Professor Shanti Pappu says the findings could have many implications.
"These cultural shifts are seen in the changes in the stone tool assemblages noted at the site. We have classified the entire Middle Paleolithic (MP) culture at the site into two phases: an earlier one showing very archaic elements, e.g. vanishingly few handaxes, and a later phase. We do this, not merely by picking and choosing tools (e.g. handaxes or Levallois technologies) but by a holistic look at the entire assemblage and its differences from the preceding Acheulian culture. Owing to the complete stratified sequence seen here, we have a wonderful chance to examine changes through time," Shanti added.

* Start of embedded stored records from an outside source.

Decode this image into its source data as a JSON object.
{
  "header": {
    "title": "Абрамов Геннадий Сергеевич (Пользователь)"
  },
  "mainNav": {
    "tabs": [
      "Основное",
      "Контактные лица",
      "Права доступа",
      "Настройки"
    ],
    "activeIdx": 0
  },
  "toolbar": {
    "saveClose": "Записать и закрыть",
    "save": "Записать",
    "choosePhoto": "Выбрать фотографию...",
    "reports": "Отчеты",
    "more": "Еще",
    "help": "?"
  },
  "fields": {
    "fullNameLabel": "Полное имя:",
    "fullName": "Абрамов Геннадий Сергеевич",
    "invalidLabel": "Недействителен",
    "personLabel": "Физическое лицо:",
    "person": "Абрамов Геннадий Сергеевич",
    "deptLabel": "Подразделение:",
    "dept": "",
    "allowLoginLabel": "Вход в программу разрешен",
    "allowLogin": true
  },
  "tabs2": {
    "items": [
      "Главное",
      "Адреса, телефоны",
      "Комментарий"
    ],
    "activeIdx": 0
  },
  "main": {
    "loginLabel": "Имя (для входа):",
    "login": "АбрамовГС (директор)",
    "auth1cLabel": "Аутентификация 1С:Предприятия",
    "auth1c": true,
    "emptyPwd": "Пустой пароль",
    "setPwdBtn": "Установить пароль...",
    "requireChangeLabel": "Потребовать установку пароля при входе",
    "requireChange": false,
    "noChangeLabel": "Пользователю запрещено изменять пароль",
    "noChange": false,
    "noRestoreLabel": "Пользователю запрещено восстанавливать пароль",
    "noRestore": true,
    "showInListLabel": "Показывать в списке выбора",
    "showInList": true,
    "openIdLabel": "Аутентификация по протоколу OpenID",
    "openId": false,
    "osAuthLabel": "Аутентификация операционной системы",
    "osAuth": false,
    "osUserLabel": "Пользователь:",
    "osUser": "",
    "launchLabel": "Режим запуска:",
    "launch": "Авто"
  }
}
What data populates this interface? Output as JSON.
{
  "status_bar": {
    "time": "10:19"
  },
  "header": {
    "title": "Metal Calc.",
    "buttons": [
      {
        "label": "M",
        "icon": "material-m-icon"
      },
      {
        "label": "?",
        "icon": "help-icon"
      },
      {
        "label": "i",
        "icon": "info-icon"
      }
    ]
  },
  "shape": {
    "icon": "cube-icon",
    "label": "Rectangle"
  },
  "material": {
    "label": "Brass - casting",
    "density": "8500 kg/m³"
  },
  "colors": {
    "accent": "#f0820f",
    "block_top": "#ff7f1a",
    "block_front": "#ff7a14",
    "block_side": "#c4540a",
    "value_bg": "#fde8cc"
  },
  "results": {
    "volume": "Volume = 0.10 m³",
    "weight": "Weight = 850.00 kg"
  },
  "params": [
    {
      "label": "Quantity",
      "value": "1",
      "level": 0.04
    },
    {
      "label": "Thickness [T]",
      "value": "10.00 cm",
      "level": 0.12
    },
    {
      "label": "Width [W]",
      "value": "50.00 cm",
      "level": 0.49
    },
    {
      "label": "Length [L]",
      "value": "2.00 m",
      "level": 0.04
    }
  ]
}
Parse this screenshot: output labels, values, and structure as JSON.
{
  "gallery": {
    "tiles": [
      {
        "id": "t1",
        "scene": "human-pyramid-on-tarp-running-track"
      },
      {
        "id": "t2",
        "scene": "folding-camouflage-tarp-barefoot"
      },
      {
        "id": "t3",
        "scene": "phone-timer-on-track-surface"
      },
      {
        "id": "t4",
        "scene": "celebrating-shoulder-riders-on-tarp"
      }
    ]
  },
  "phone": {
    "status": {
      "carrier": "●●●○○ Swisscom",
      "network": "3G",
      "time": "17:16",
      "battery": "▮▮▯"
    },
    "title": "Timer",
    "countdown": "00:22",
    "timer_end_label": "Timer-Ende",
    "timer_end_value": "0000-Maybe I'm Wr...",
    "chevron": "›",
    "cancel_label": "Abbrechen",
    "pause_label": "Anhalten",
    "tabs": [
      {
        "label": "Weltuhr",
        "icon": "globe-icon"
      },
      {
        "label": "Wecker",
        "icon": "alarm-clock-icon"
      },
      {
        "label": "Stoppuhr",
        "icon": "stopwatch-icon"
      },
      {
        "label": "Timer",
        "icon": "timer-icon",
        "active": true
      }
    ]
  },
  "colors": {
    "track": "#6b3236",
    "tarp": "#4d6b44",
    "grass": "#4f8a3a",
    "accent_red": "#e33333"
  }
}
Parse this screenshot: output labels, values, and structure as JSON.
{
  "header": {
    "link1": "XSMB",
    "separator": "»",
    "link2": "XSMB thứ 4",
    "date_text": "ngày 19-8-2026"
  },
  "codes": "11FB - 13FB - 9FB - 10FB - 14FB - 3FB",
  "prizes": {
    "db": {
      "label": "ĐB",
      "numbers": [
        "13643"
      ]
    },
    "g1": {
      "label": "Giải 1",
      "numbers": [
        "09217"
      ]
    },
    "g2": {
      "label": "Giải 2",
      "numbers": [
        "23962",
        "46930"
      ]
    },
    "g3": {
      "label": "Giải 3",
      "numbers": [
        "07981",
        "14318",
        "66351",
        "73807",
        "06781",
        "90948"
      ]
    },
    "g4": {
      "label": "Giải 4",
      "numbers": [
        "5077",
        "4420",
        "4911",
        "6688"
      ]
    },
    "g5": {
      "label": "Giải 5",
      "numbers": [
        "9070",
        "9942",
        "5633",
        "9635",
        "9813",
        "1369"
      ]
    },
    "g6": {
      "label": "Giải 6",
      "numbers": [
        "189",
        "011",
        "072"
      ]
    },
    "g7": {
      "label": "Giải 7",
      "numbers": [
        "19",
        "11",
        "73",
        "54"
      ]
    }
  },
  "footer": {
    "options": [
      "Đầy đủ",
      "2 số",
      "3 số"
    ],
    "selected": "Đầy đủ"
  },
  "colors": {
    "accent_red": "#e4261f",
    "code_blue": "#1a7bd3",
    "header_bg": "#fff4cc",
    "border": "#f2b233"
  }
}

The findings were the result of 20 years of rigorous study by the team that included researchers in archaeology and excavations (Dr. Kumar Akhilesh and Shanti Pappu from the Sharma Centre for Heritage Education), geochronology (A.K. Singhvi, H.Rajapara and A.D.Shukla from Physical Research Laboratory, India) and geomorphology (Yanni Gunnell, Univ. Lyon, France).
However, the researchers have not yet been able to identify the species which made these stone tools as they did not find any bones at the excavation site.
"We are extremely cautious about linking stone tools with species and thus are very careful in avoiding speculation as to who the tool makers were, as we just lack sufficient hominin fossils in India. We also don't know as to what degree local innovations and external influences led to the development of the Indian MP. There are too few sites dated and sparse projects to resolve these big questions at this point in time. We don't pretend to have all the answers, just some more clues to fill in a giant puzzle in a systematic manner," professor Shanti said.
Nevertheless, researchers hope that they can get adequate support and funding to carry out more research to find fossils at the site. They expect the study to generate a huge debate and critique, as new data and interpretations that suggest alternate paradigms always do.